Oradour-sur-Glane : Une mémoire incontestable

Le 10 juin 1944, les troupes SS de la division Das Reich encerclent le village d’Oradour-sur-Glane, dans le Limousin. En représailles à des actions de la Résistance, elles massacrent 643 habitants, brûlant femmes et enfants vivants dans l’église et exécutant les hommes dans des granges avant d’incendier le village.
Ce massacre, parmi les plus atroces commis par l’occupant nazi en France, est aujourd’hui commémoré chaque année. Le village en ruines est conservé en l’état, sanctuarisé comme un témoignage impérissable de la barbarie. Les présidents français y défilent régulièrement, affirmant que « la France n’oubliera jamais ».
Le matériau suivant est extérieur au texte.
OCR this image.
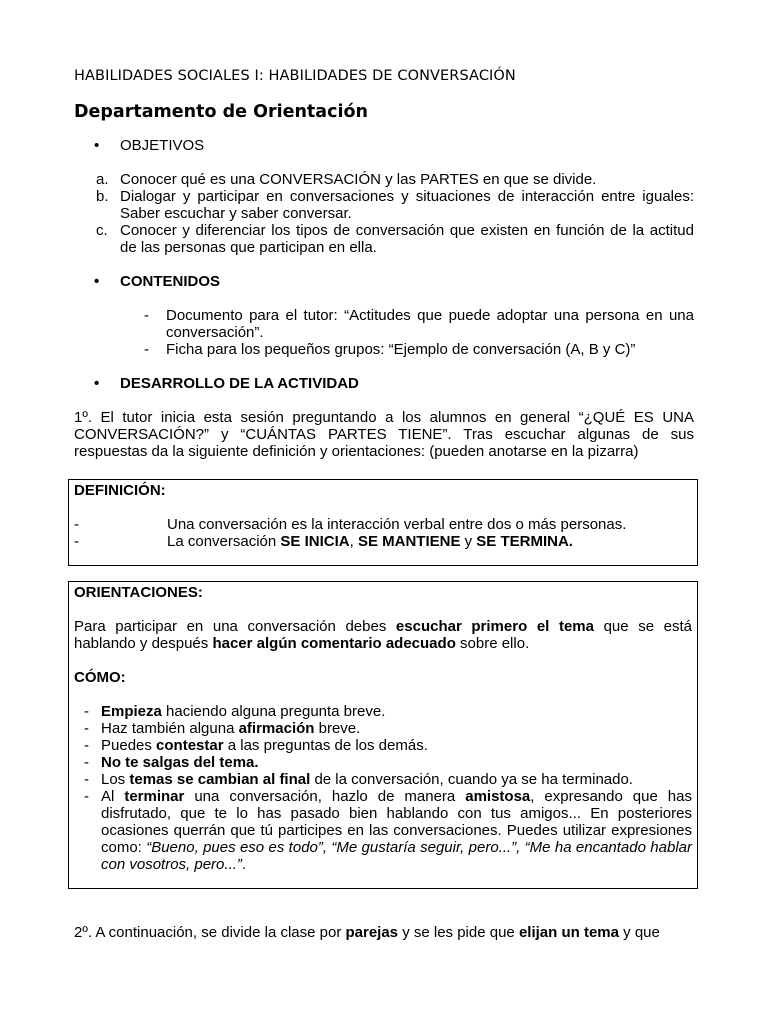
HABILIDADES SOCIALES I: HABILIDADES DE CONVERSACIÓN

Departamento de Orientación

• OBJETIVOS
a. Conocer qué es una CONVERSACIÓN y las PARTES en que se divide.
b. Dialogar y participar en conversaciones y situaciones de interacción entre iguales: Saber escuchar y saber conversar.
c. Conocer y diferenciar los tipos de conversación que existen en función de la actitud de las personas que participan en ella.
• CONTENIDOS
- Documento para el tutor: “Actitudes que puede adoptar una persona en una conversación”.
- Ficha para los pequeños grupos: “Ejemplo de conversación (A, B y C)”
• DESARROLLO DE LA ACTIVIDAD
1º. El tutor inicia esta sesión preguntando a los alumnos en general “¿QUÉ ES UNA CONVERSACIÓN?” y “CUÁNTAS PARTES TIENE”. Tras escuchar algunas de sus respuestas da la siguiente definición y orientaciones: (pueden anotarse en la pizarra)
DEFINICIÓN:
-	Una conversación es la interacción verbal entre dos o más personas.
-	La conversación SE INICIA, SE MANTIENE y SE TERMINA.
ORIENTACIONES:
Para participar en una conversación debes escuchar primero el tema que se está hablando y después hacer algún comentario adecuado sobre ello.
CÓMO:
- Empieza haciendo alguna pregunta breve.
- Haz también alguna afirmación breve.
- Puedes contestar a las preguntas de los demás.
- No te salgas del tema.
- Los temas se cambian al final de la conversación, cuando ya se ha terminado.
- Al terminar una conversación, hazlo de manera amistosa, expresando que has disfrutado, que te lo has pasado bien hablando con tus amigos... En posteriores ocasiones querrán que tú participes en las conversaciones. Puedes utilizar expresiones como: “Bueno, pues eso es todo”, “Me gustaría seguir, pero...”, “Me ha encantado hablar con vosotros, pero...”.
2º. A continuación, se divide la clase por parejas y se les pide que elijan un tema y que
Mais cette exigence mémorielle, légitime, est en contradiction flagrante avec le refus obstiné d’assumer d’autres crimes, tout aussi inqualifiables, mais commis sous la bannière tricolore.
Ghar Ouchetouh (1959) : Un massacre effacé

Le 11 juin 1959, presque exactement 15 ans après Oradour, une autre horreur se produit à Ghar Ouchetouh, près de Batna, en Algérie. L’armée française traque des combattants algériens et des familles civiles qui cherchent refuge dans une grotte. Plutôt que d’attaquer de front, les soldats décident d’asphyxier et de bruler les occupants en bloquant l’entrée et en y injectant des gaz hautement toxiques et terminent en y envoyant des explosifs.
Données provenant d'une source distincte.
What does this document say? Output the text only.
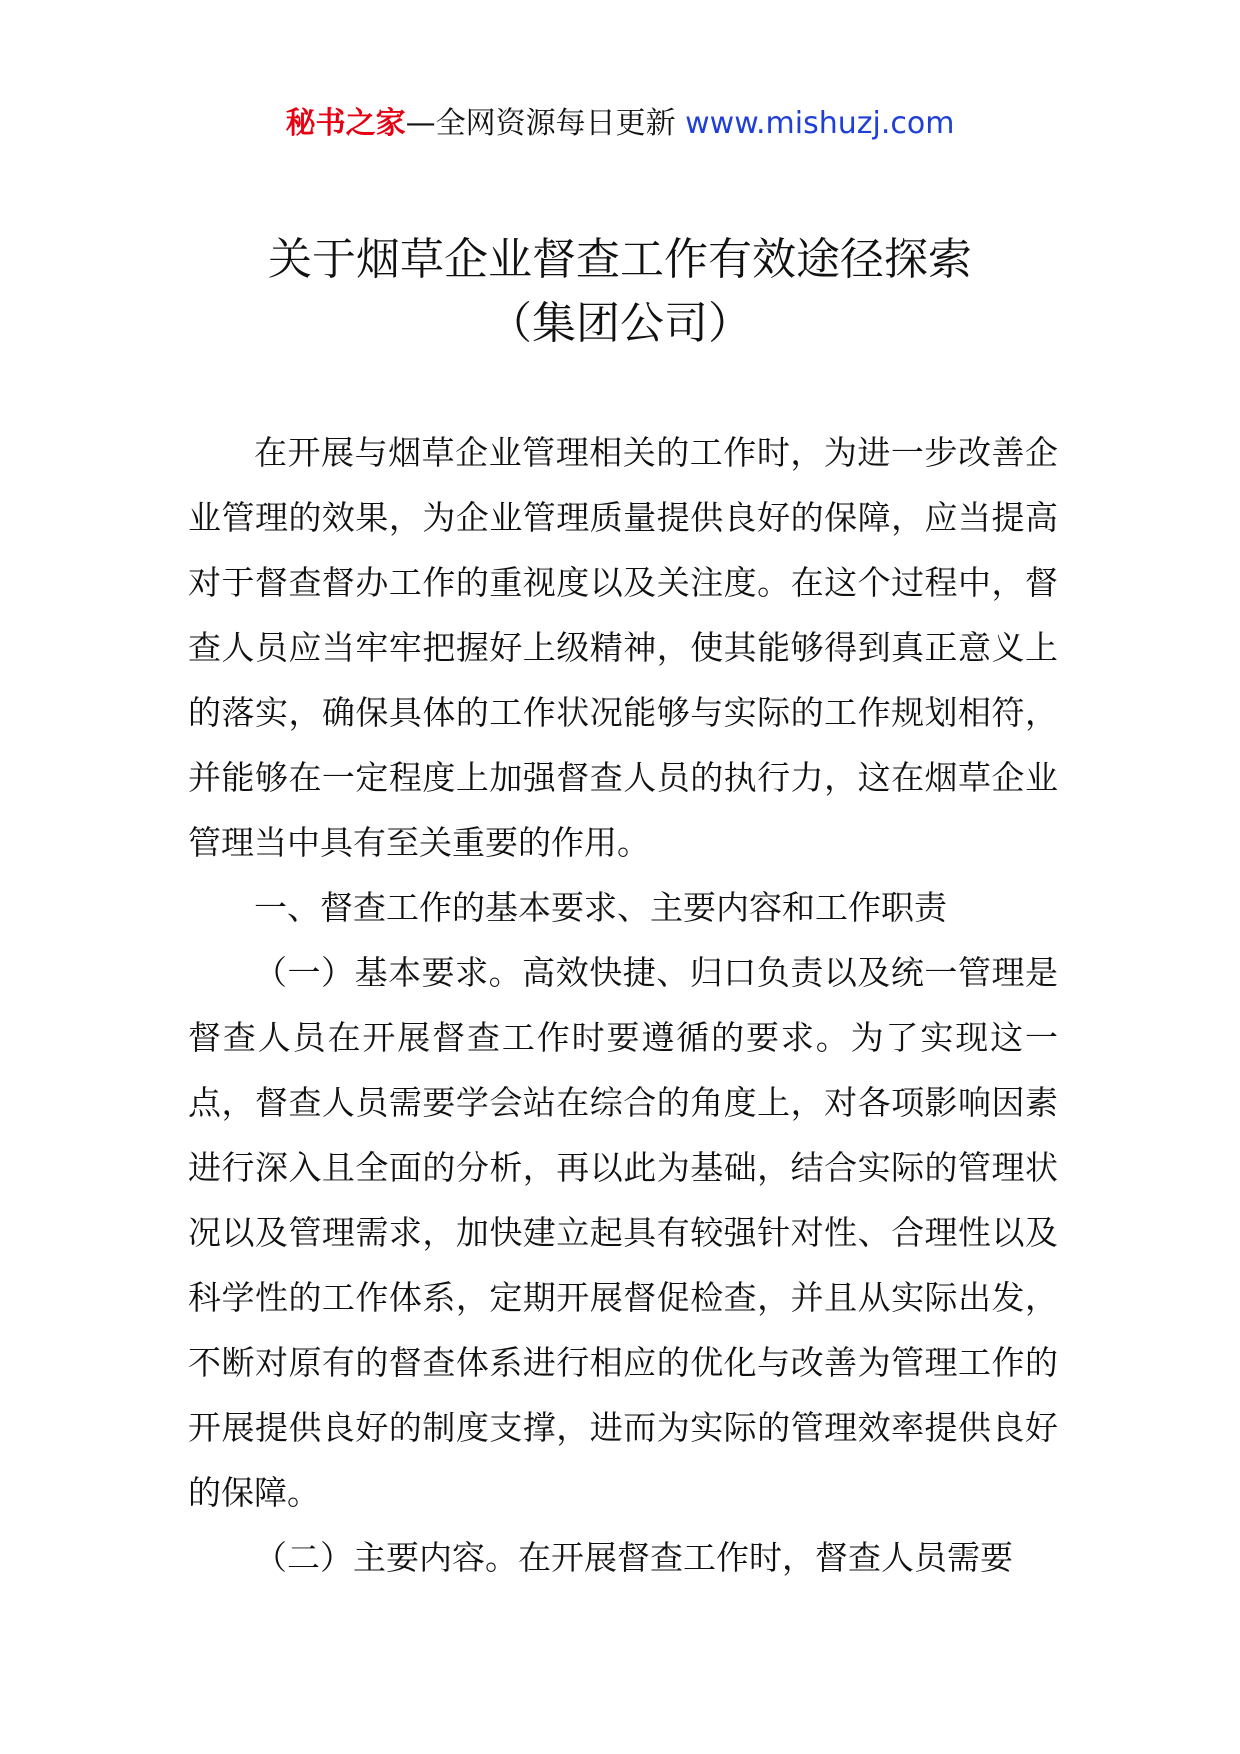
秘书之家—全网资源每日更新 www.mishuzj.com
关于烟草企业督查工作有效途径探索
（集团公司）

在开展与烟草企业管理相关的工作时，为进一步改善企业管理的效果，为企业管理质量提供良好的保障，应当提高对于督查督办工作的重视度以及关注度。在这个过程中，督查人员应当牢牢把握好上级精神，使其能够得到真正意义上的落实，确保具体的工作状况能够与实际的工作规划相符，并能够在一定程度上加强督查人员的执行力，这在烟草企业管理当中具有至关重要的作用。

一、督查工作的基本要求、主要内容和工作职责

（一）基本要求。高效快捷、归口负责以及统一管理是督查人员在开展督查工作时要遵循的要求。为了实现这一点，督查人员需要学会站在综合的角度上，对各项影响因素进行深入且全面的分析，再以此为基础，结合实际的管理状况以及管理需求，加快建立起具有较强针对性、合理性以及科学性的工作体系，定期开展督促检查，并且从实际出发，不断对原有的督查体系进行相应的优化与改善为管理工作的开展提供良好的制度支撑，进而为实际的管理效率提供良好的保障。

（二）主要内容。在开展督查工作时，督查人员需要
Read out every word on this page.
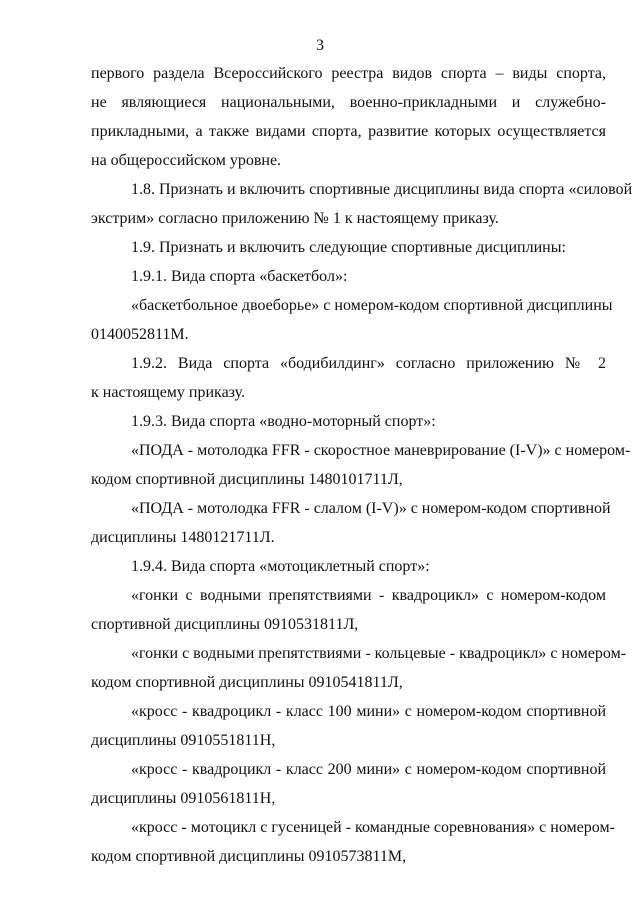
3
первого раздела Всероссийского реестра видов спорта – виды спорта,
не являющиеся национальными, военно-прикладными и служебно-
прикладными, а также видами спорта, развитие которых осуществляется
на общероссийском уровне.
1.8. Признать и включить спортивные дисциплины вида спорта «силовой
экстрим» согласно приложению № 1 к настоящему приказу.
1.9. Признать и включить следующие спортивные дисциплины:
1.9.1. Вида спорта «баскетбол»:
«баскетбольное двоеборье» с номером-кодом спортивной дисциплины
0140052811М.
1.9.2. Вида спорта «бодибилдинг» согласно приложению № 2
к настоящему приказу.
1.9.3. Вида спорта «водно-моторный спорт»:
«ПОДА - мотолодка FFR - скоростное маневрирование (I-V)» с номером-
кодом спортивной дисциплины 1480101711Л,
«ПОДА - мотолодка FFR - слалом (I-V)» с номером-кодом спортивной
дисциплины 1480121711Л.
1.9.4. Вида спорта «мотоциклетный спорт»:
«гонки с водными препятствиями - квадроцикл» с номером-кодом
спортивной дисциплины 0910531811Л,
«гонки с водными препятствиями - кольцевые - квадроцикл» с номером-
кодом спортивной дисциплины 0910541811Л,
«кросс - квадроцикл - класс 100 мини» с номером-кодом спортивной
дисциплины 0910551811Н,
«кросс - квадроцикл - класс 200 мини» с номером-кодом спортивной
дисциплины 0910561811Н,
«кросс - мотоцикл с гусеницей - командные соревнования» с номером-
кодом спортивной дисциплины 0910573811М,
Quand l’armée pénètre enfin dans la grotte, elle découvre des dizaines de corps (118 exactement), morts dans d’atroces souffrances.
Ce crime de guerre ne fera l’objet d’aucune reconnaissance officielle. Il est exclu du récit national français, absent des discours officiels, et soigneusement effacé des archives militaires.
Les enfumades du Dahra (1844 et 1845) : Un génocide colonial assumé… puis oublié

En juin 1844, sous les ordres du général Cavaignac, les troupes françaises pourchassent les tribus Ouled Riah, qui trouvent refuge dans les grottes du Dahra. Plutôt que de les affronter, les soldats allument de grands feux à l’entrée et soufflent la fumée à l’intérieur. Plus de 1 000 hommes, femmes et enfants meurent asphyxiés, dans une scène que même des officiers français décrivent comme « un tableau d’horreur ».
Cette méthode, d’une cruauté absolue, aurait pu figurer dans la liste des crimes contre l’humanité. Mais la France n’a jamais jugé nécessaire de l’inscrire dans son histoire officielle.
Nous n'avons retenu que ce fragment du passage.